Ostatni miesiąc na polskim politycznym Twitterze uświadomił użytkownikom, że profesjonalne korzystanie z tego narzędzia to tzw. wyższa szkoła jazdy. Trzeba być niezwykle skupionym, aby wiedzieć, kto jest pod jakim adresem i jakie nicki stosować. Rolę grają niuanse, szczegóły, drobiazgowo stosowane znaki interpunkcyjne. Przykładowo: laikowi mogłoby się wydawać, że @Porozumienie_ i @Porozumienie__ to jedno i to samo konto. Tymczasem, jak ostrzega zawczasu @czarkye, nic z tych rzeczy. Nawet jeśli oba Porozumienia należą do Jarosława Gowina, to jednak różnica jest wręcz newralgiczna!
Na politycznym TT nie ma też prostych zależności. Nikt nie docenia nawet nadzwyczajnych wysiłków i rezultatów. Cokolwiek napiszesz, czymkolwiek możesz się pochwalić i tak natychmiast inni sprowadzą cię na ziemię. Wie to już na pewno niedoszła kandydatka na Rzeczniczkę Praw Obywatelskich, @fijolekmagda:
Musicie bowiem wiedzieć, że na politycznym TT nie ma obywateli potrzebujących rzecznika swoich praw. Jesteśmy tak wyszczekani, że każdy sam sobie starcza za całe rzecznikowanie świata.

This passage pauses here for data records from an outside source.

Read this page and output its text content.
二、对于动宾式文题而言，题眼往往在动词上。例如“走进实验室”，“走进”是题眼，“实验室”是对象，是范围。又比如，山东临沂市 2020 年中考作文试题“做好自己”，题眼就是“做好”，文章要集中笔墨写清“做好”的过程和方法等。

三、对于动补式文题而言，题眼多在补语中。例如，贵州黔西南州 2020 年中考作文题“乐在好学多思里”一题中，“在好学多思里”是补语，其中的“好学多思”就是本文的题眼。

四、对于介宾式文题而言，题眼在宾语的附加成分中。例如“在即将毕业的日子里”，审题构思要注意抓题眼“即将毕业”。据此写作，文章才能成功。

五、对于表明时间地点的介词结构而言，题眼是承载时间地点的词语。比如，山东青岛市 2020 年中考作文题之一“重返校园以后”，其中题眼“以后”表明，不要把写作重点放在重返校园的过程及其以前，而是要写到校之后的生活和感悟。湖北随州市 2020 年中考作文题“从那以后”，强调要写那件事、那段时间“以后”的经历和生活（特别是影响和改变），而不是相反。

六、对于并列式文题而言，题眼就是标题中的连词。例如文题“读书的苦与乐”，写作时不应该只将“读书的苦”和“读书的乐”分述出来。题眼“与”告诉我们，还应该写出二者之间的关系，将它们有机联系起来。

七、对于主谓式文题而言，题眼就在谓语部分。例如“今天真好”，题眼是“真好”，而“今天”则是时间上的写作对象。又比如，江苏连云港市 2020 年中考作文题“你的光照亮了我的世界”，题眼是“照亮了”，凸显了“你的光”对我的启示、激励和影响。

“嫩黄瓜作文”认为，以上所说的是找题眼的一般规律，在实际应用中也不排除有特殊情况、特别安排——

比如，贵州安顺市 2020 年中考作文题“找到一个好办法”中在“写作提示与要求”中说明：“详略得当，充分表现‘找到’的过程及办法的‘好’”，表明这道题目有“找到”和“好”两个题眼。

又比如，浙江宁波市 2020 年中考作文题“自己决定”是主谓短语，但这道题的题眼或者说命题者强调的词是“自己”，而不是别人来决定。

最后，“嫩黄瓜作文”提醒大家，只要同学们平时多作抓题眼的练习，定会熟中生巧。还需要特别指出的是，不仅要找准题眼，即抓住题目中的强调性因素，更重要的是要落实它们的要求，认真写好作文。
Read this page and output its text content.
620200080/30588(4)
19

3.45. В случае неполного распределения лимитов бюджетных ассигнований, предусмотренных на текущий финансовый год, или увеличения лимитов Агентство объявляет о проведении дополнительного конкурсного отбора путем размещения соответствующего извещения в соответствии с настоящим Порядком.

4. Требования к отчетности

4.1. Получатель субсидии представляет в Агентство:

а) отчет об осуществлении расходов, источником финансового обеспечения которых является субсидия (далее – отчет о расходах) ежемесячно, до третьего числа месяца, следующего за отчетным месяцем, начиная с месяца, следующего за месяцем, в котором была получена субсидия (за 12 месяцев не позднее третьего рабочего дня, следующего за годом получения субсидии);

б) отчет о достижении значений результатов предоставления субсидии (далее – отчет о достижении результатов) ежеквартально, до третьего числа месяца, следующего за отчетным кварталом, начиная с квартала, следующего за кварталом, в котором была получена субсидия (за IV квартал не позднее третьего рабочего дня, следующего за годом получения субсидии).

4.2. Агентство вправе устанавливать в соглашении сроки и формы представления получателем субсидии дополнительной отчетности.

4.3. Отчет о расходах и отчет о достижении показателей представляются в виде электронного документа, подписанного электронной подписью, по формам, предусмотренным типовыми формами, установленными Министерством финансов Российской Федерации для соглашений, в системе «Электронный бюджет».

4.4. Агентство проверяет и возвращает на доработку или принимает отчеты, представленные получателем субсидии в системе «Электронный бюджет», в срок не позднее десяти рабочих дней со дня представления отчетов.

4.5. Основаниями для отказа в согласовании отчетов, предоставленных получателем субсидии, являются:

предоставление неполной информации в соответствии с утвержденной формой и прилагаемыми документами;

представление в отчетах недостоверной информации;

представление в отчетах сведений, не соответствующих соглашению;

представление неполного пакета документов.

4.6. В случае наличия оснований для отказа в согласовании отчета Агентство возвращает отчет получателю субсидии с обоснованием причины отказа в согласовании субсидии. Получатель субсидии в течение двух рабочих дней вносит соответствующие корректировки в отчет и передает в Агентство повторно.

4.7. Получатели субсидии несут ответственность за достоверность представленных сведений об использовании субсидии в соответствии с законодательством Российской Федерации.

Czym różni się prawicowiec u władzy od prawicowca bez władzy? Wszystkim, z jednym wyjątkiem. Otóż, jak już wiemy, naczelny promotor hot-dogów w kraju, dar niebios dla Polski, specjalista od „brudnych pał” i „trypla”, człowiek wolności, niemal Napoleon, stalker Roberta Kubicy oraz nadredaktor naczelny polskiej prasy regionalnej i przy okazji prezes Orlenu, Daniel Obajtek, jest u władzy i prawie nic nie robiąc zawodowo ma kilkanaście domów w większości regionów w kraju. Największy wysiłek w ostatnich miesiącach sprawiło mu zapewnianie, że gazety, które sobie kupił za cudze pieniądze, pozostaną niezależne i obiektywne. Ledwie wszelkie urzęda zatwierdziły transakcję i klamka w tej sprawie zapadła, a ton się zmienia, co subtelnie zasugerował inny prawicowiec blisko władzy @PetrosTovmasyan:
Gazety kupione przez Orlen będą niezależne i obiektywne w tym sensie, że będą pisać rzeczy obiektywnie się Obajtkowi podobające i to niezależnie od jego aktualnego humoru.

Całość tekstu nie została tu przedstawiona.